Ob Faschist oder nicht − dass Putins Verehrer Valery Gergiev nächstes Jahr der Chefdirigent der Münchner Philharmoniker werden soll, brachte die SÜDDEUTSCHE ZEITUNG schwer ins Grübeln:
"Gergiev […] wird damit leben müssen, dass seine offen zur Schau getragene politische Haltung Proteste nach sich zieht, die letztlich auch sein Künstlertum tangieren.
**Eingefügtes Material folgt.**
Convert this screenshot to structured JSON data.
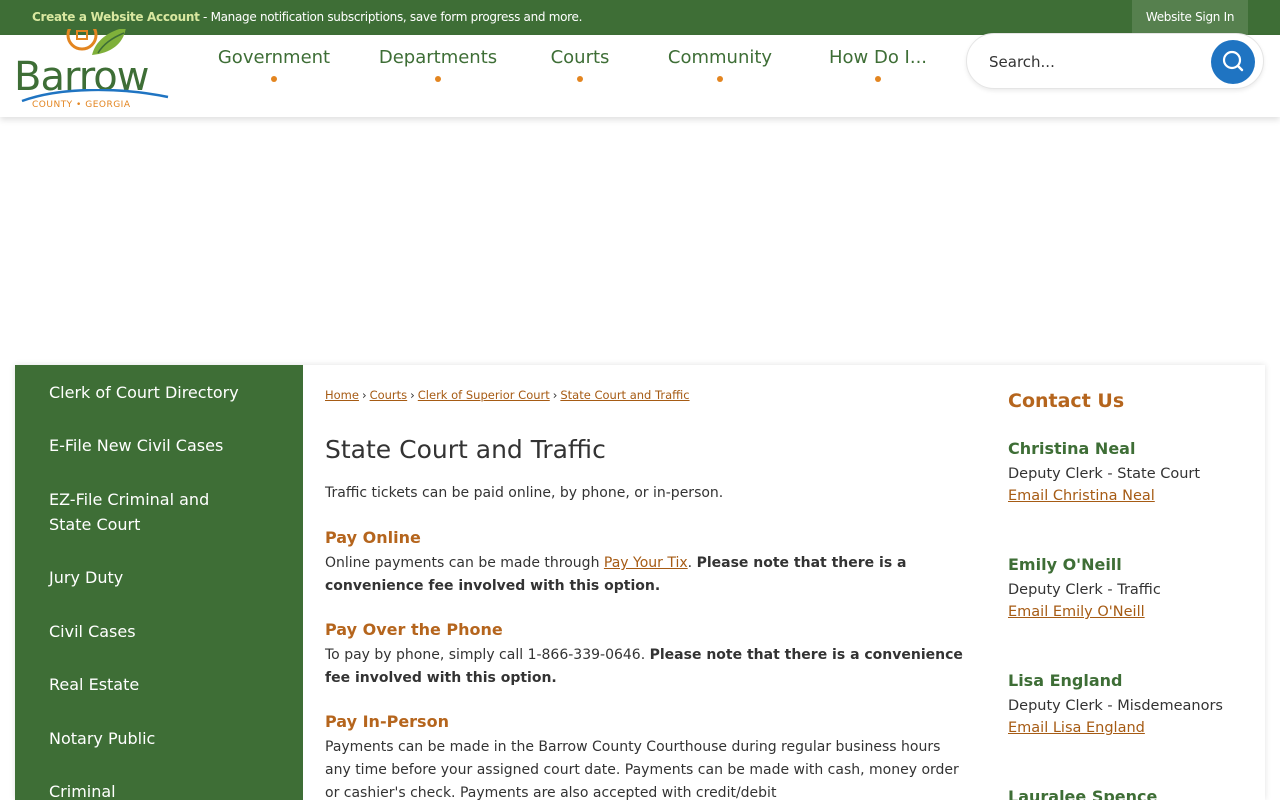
{
  "topbar": {
    "create_link": "Create a Website Account",
    "message": " - Manage notification subscriptions, save form progress and more.",
    "signin": "Website Sign In"
  },
  "logo": {
    "word": "Barrow",
    "sub": "COUNTY • GEORGIA"
  },
  "nav": [
    "Government",
    "Departments",
    "Courts",
    "Community",
    "How Do I..."
  ],
  "search": {
    "placeholder": "Search..."
  },
  "sidebar": {
    "items": [
      "Clerk of Court Directory",
      "E-File New Civil Cases",
      "EZ-File Criminal and State Court",
      "Jury Duty",
      "Civil Cases",
      "Real Estate",
      "Notary Public",
      "Criminal"
    ]
  },
  "breadcrumb": [
    "Home",
    "Courts",
    "Clerk of Superior Court",
    "State Court and Traffic"
  ],
  "page": {
    "title": "State Court and Traffic",
    "intro": "Traffic tickets can be paid online, by phone, or in-person."
  },
  "sections": {
    "online": {
      "heading": "Pay Online",
      "text_before": "Online payments can be made through ",
      "link": "Pay Your Tix",
      "text_after": ". ",
      "note": "Please note that there is a convenience fee involved with this option."
    },
    "phone": {
      "heading": "Pay Over the Phone",
      "text": "To pay by phone, simply call 1-866-339-0646. ",
      "note": "Please note that there is a convenience fee involved with this option."
    },
    "inperson": {
      "heading": "Pay In-Person",
      "text": "Payments can be made in the Barrow County Courthouse during regular business hours any time before your assigned court date. Payments can be made with cash, money order or cashier's check. Payments are also accepted with credit/debit"
    }
  },
  "contact": {
    "heading": "Contact Us",
    "people": [
      {
        "name": "Christina Neal",
        "title": "Deputy Clerk - State Court",
        "email": "Email Christina Neal"
      },
      {
        "name": "Emily O'Neill",
        "title": "Deputy Clerk - Traffic",
        "email": "Email Emily O'Neill"
      },
      {
        "name": "Lisa England",
        "title": "Deputy Clerk - Misdemeanors",
        "email": "Email Lisa England"
      },
      {
        "name": "Lauralee Spence"
      }
    ]
  },
  "colors": {
    "brand_green": "#3e6e36",
    "accent_orange": "#b5651d",
    "link_brown": "#a65b14",
    "search_blue": "#1f74c2"
  }
}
Er allein hat es zu verantworten, dass seine Konzerte jetzt nicht nur musikalische, sondern immer auch politische Veranstaltungen sein werden. […] Letztlich wird Gergiev entscheiden müssen, ob er die Kraft hat, diesen dornigen Weg zu gehen."
Irgendwie dornig war auch der Spaziergang, den Moritz von Uslar – Autor der Wochenzeitung DIE ZEIT − mit dem Bestsellerautor Thilo Sarrazin gemacht hat, dessen neuestes Werk „Der neue Tugendterror“ heißt.:
"Nach einer Viertelstunde Spaziergang mit […] Sarrazin ist die Sprache schon so hochgerüstet, dass weitersprechen, ohne aneinander Schaden zu nehmen, schwer möglich scheint. Was soll man tun? Über Eichhörnchen reden? Über Zwanziger-Jahre-Architektur?"
Die Spaziergänger haben dann aber doch genügend Themen gefunden und solange geredet, bis Moritz von Uslar ein suggestives Sarrazin-Zitat abgegriffen hatte, das in der ZEIT zur Bild-Unterschrift taugte.
Es lautete: "Ich habe immer gern zertrümmert."
Den Handel mit gedruckten Büchern zu zerschmettern, dass ist die Absicht von Amazon – jedenfalls, sofern man Andrew Wylie folgt. Der Literaturagent riet in der FAZ allen Autoren, die nach einem Verlag suchen, und allen Verlagen, die sich über Vertriebswege Gedanken machen:
"Wenn Sie die Wahl haben zwischen Amazon und der Pest, wählen Sie die Pest!"
Liebe Hörer, wir hoffen, dass Sie für diesen Sonntag zwischen besseren Alternativen wählen können.
Folgen Sie indessen auf keinen Fall der Handlungsanweisung, die in der WELT Überschrift wurde. Sie lautete: "Erst Cybersex, dann Schuss und Schluss."